Great post. You stole much of my thunder.
I really felt as if I was confronted by a set of stereotypical strawmen regarding realism that I have not seen since the 1990s. It reminded me of the tired old trope of liberalism as being hopelessly naive and impractical, as if scholarship has not moved beyond the classic idealism of the Kellog-Briand Pact.
It seemed a bit sloppy to presume that being a realist means one “sides” with Russia”. While I am very sympathetic to some of Mearsheimer’s views regarding the Ukrainian issue and NATO expansion, I must confess that I also see some legitimate grounds for arguing that Russia frequently behaves as an aggressive geopolitical opportunist not only in this case but in general. There is more to realism than John Mearsheimer and his supporters.
Further, calling NATO a paper tiger has another problem: It seems to ignore how, from a from a Russia perspective it may not be NATO as a regional institution but NATO as an alliance associated with the United States, most certainly makes it a tiger that can roar.

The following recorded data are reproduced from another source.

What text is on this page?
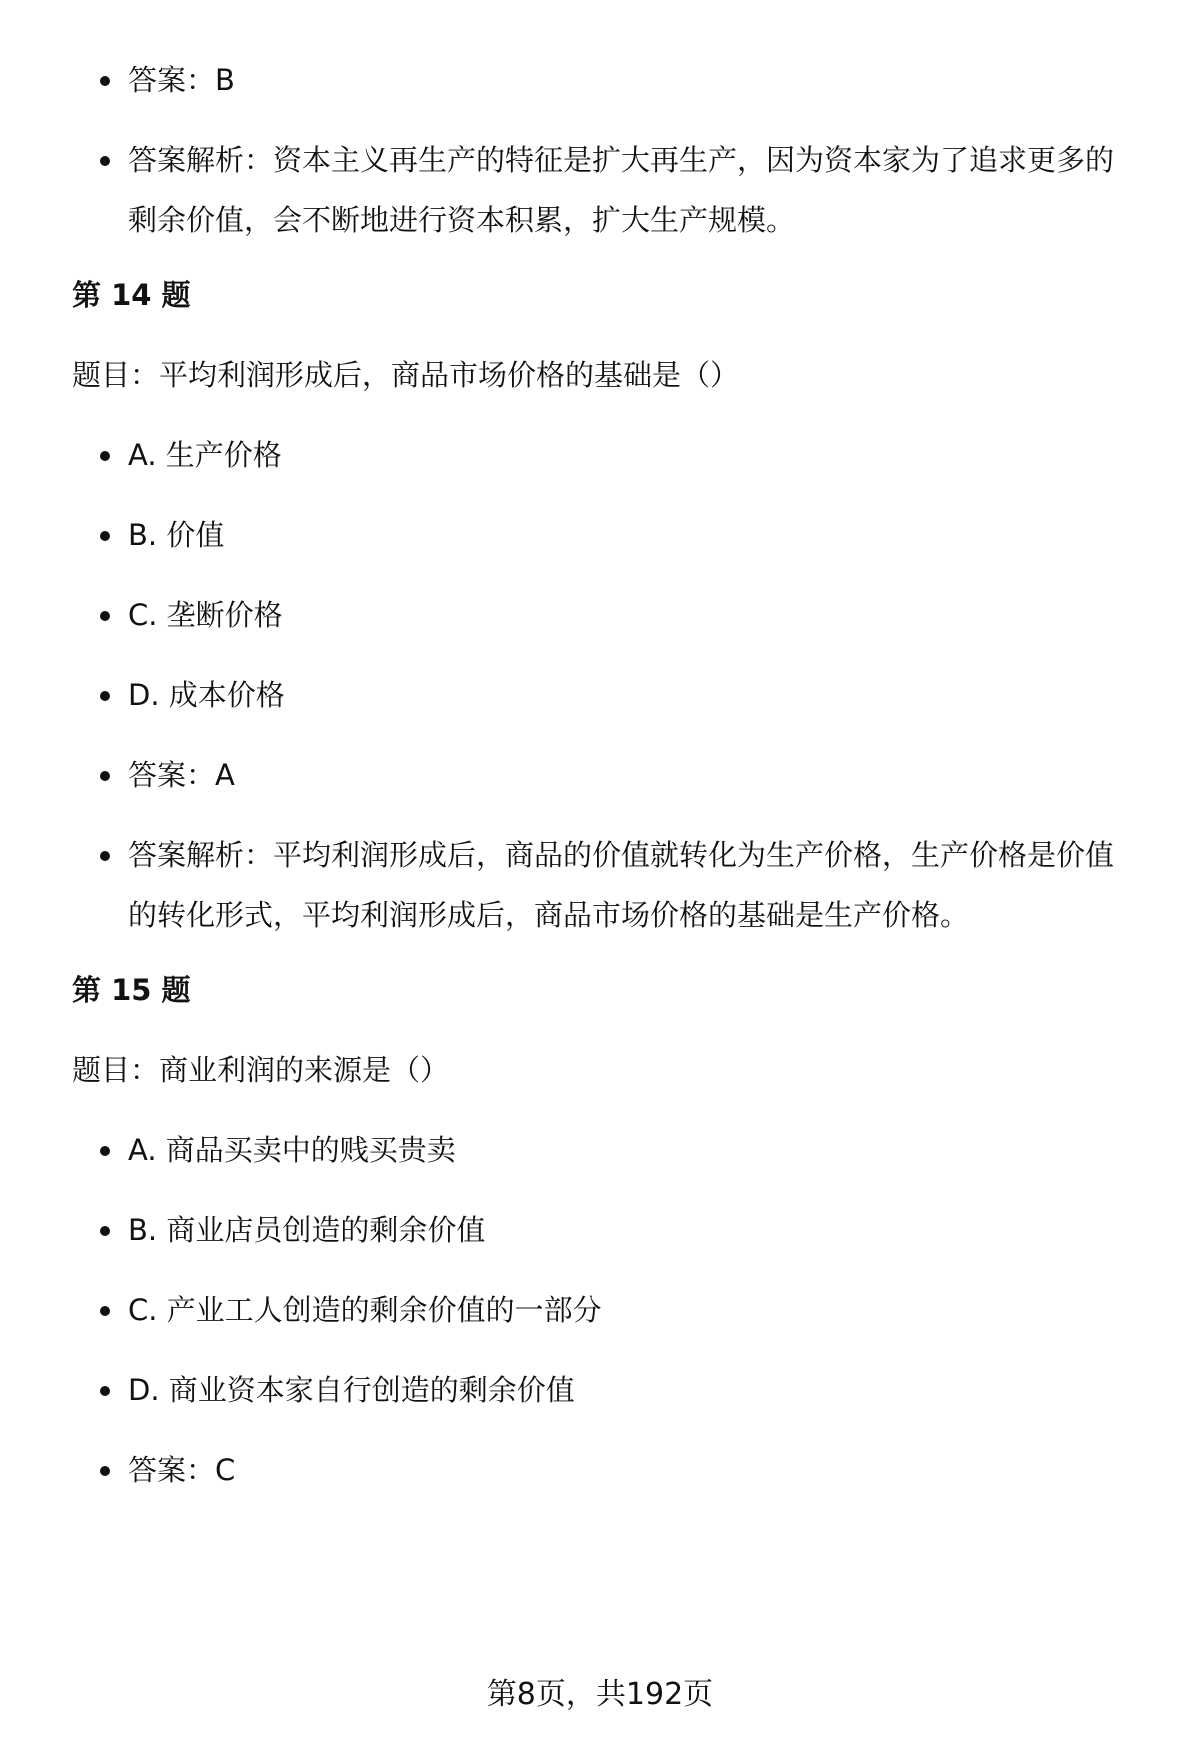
答案：B
答案解析：资本主义再生产的特征是扩大再生产，因为资本家为了追求更多的剩余价值，会不断地进行资本积累，扩大生产规模。
第 14 题
题目：平均利润形成后，商品市场价格的基础是（）
A. 生产价格
B. 价值
C. 垄断价格
D. 成本价格
答案：A
答案解析：平均利润形成后，商品的价值就转化为生产价格，生产价格是价值的转化形式，平均利润形成后，商品市场价格的基础是生产价格。
第 15 题
题目：商业利润的来源是（）
A. 商品买卖中的贱买贵卖
B. 商业店员创造的剩余价值
C. 产业工人创造的剩余价值的一部分
D. 商业资本家自行创造的剩余价值
答案：C
第8页，共192页
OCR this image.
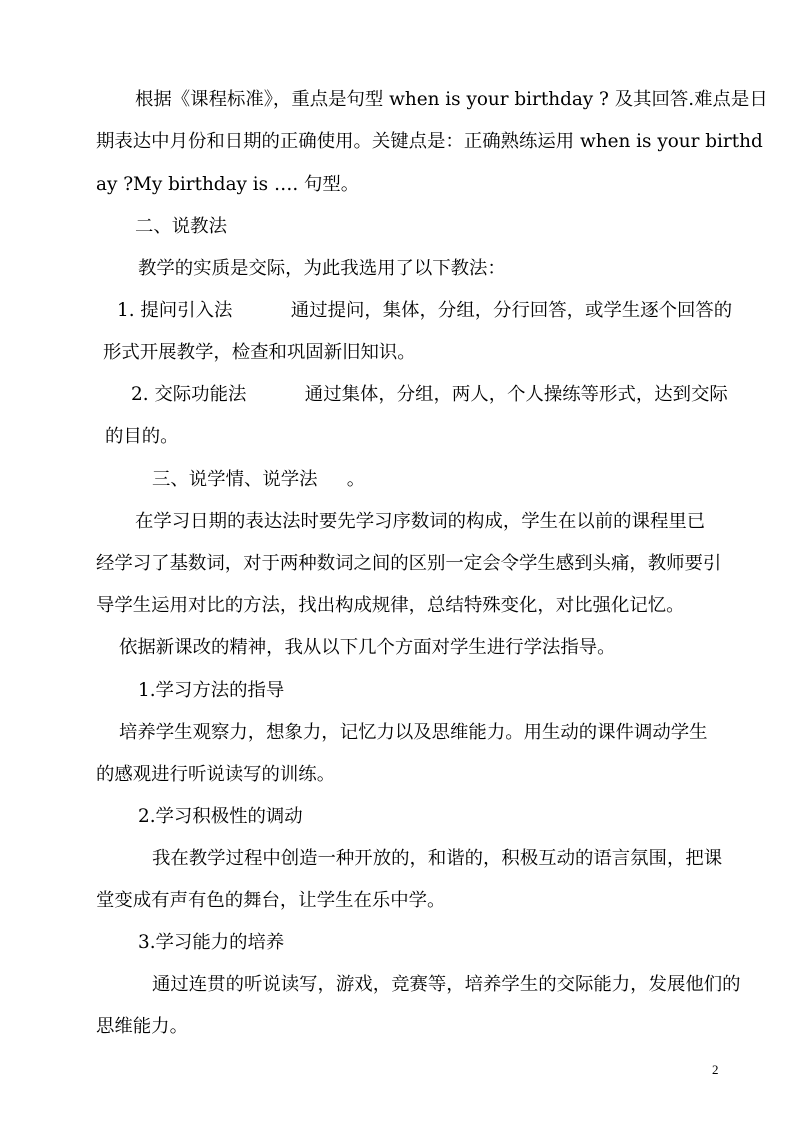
根据《课程标准》，重点是句型 when is your birthday ? 及其回答.难点是日

期表达中月份和日期的正确使用。关键点是：正确熟练运用 when is your birthd

ay ?My birthday is …. 句型。

二、说教法

教学的实质是交际，为此我选用了以下教法：

1. 提问引入法          通过提问，集体，分组，分行回答，或学生逐个回答的

形式开展教学，检查和巩固新旧知识。

2. 交际功能法          通过集体，分组，两人，个人操练等形式，达到交际

的目的。

三、说学情、说学法     。

在学习日期的表达法时要先学习序数词的构成，学生在以前的课程里已

经学习了基数词，对于两种数词之间的区别一定会令学生感到头痛，教师要引

导学生运用对比的方法，找出构成规律，总结特殊变化，对比强化记忆。

依据新课改的精神，我从以下几个方面对学生进行学法指导。

1.学习方法的指导

培养学生观察力，想象力，记忆力以及思维能力。用生动的课件调动学生

的感观进行听说读写的训练。

2.学习积极性的调动

我在教学过程中创造一种开放的，和谐的，积极互动的语言氛围，把课

堂变成有声有色的舞台，让学生在乐中学。

3.学习能力的培养

通过连贯的听说读写，游戏，竞赛等，培养学生的交际能力，发展他们的

思维能力。

2
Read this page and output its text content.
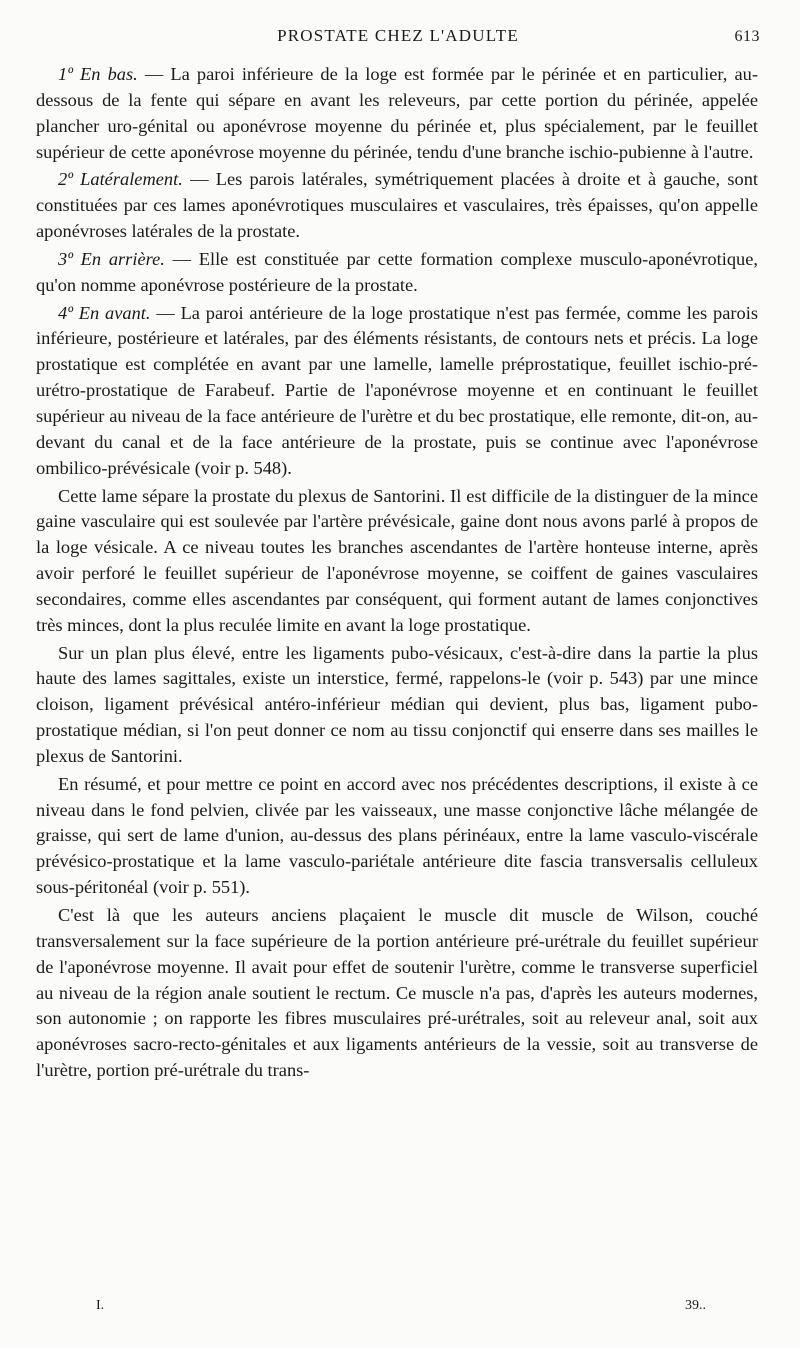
PROSTATE CHEZ L'ADULTE	613

1º En bas. — La paroi inférieure de la loge est formée par le périnée et en particulier, au-dessous de la fente qui sépare en avant les releveurs, par cette portion du périnée, appelée plancher uro-génital ou aponévrose moyenne du périnée et, plus spécialement, par le feuillet supérieur de cette aponévrose moyenne du périnée, tendu d'une branche ischio-pubienne à l'autre.

2º Latéralement. — Les parois latérales, symétriquement placées à droite et à gauche, sont constituées par ces lames aponévrotiques musculaires et vasculaires, très épaisses, qu'on appelle aponévroses latérales de la prostate.

3º En arrière. — Elle est constituée par cette formation complexe musculo-aponévrotique, qu'on nomme aponévrose postérieure de la prostate.

4º En avant. — La paroi antérieure de la loge prostatique n'est pas fermée, comme les parois inférieure, postérieure et latérales, par des éléments résistants, de contours nets et précis. La loge prostatique est complétée en avant par une lamelle, lamelle préprostatique, feuillet ischio-pré-urétro-prostatique de Farabeuf. Partie de l'aponévrose moyenne et en continuant le feuillet supérieur au niveau de la face antérieure de l'urètre et du bec prostatique, elle remonte, dit-on, au-devant du canal et de la face antérieure de la prostate, puis se continue avec l'aponévrose ombilico-prévésicale (voir p. 548).

Cette lame sépare la prostate du plexus de Santorini. Il est difficile de la distinguer de la mince gaine vasculaire qui est soulevée par l'artère prévésicale, gaine dont nous avons parlé à propos de la loge vésicale. A ce niveau toutes les branches ascendantes de l'artère honteuse interne, après avoir perforé le feuillet supérieur de l'aponévrose moyenne, se coiffent de gaines vasculaires secondaires, comme elles ascendantes par conséquent, qui forment autant de lames conjonctives très minces, dont la plus reculée limite en avant la loge prostatique.

Sur un plan plus élevé, entre les ligaments pubo-vésicaux, c'est-à-dire dans la partie la plus haute des lames sagittales, existe un interstice, fermé, rappelons-le (voir p. 543) par une mince cloison, ligament prévésical antéro-inférieur médian qui devient, plus bas, ligament pubo-prostatique médian, si l'on peut donner ce nom au tissu conjonctif qui enserre dans ses mailles le plexus de Santorini.

En résumé, et pour mettre ce point en accord avec nos précédentes descriptions, il existe à ce niveau dans le fond pelvien, clivée par les vaisseaux, une masse conjonctive lâche mélangée de graisse, qui sert de lame d'union, au-dessus des plans périnéaux, entre la lame vasculo-viscérale prévésico-prostatique et la lame vasculo-pariétale antérieure dite fascia transversalis celluleux sous-péritonéal (voir p. 551).

C'est là que les auteurs anciens plaçaient le muscle dit muscle de Wilson, couché transversalement sur la face supérieure de la portion antérieure pré-urétrale du feuillet supérieur de l'aponévrose moyenne. Il avait pour effet de soutenir l'urètre, comme le transverse superficiel au niveau de la région anale soutient le rectum. Ce muscle n'a pas, d'après les auteurs modernes, son autonomie ; on rapporte les fibres musculaires pré-urétrales, soit au releveur anal, soit aux aponévroses sacro-recto-génitales et aux ligaments antérieurs de la vessie, soit au transverse de l'urètre, portion pré-urétrale du trans-

I.	39..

My jaw about hit the floor when he claimed that Russia did not have any interests in the Ukraine in material terms. Now he may have a case, but when you make a frankly extraordinary claim such as that, you have to defend it.
We may differ a bit on this in terms of how far I go with it, but I’d also like to make mention of something I find to be a false dichotomy in Motyl’s work. For one, I think many realists have opened up to ideas more than some scholars allow. Neoclassical realists such as Colin Dueck, for example, have been willing to integrate ideational factors such as strategic culture in their analyses, or build on Schweller’s work on security-seeking vs. power-maximizing states. And even some scholars such as Samuel Barkin have attempted to bring realism and constructivism together. Indeed, one can go back to Stephen Krasner who argued that great or hegemonic powers such as as the United States can make very broad and deeply ideological interpretations of what constitutes their national interests. When combined with work on terrorism such as Pape’s The Strategic Logic of Suicide Bombing, there are realists or scholars who find realism useful who have moved away from treating the state as a simple black box in a stereotypical Waltzian neorealist game of billiards as Motyl appears to infer.
This works both ways; some liberal constructivists have not been shy about integrating material power factors, geopolitical calculation, and the like into their assessments. Nor should they if they find it to be an enriching and intellectually illuminating experience.
As a member of the English School, which I feel draws upon elements of both realism and liberalism in terms of international anarchy and international society (where both Hedley Bull and Colin Gray can find some level of agreement) what do you make of my last set of observations.
Anyway, thank you for your observations; I enjoyed reading them quite a bit.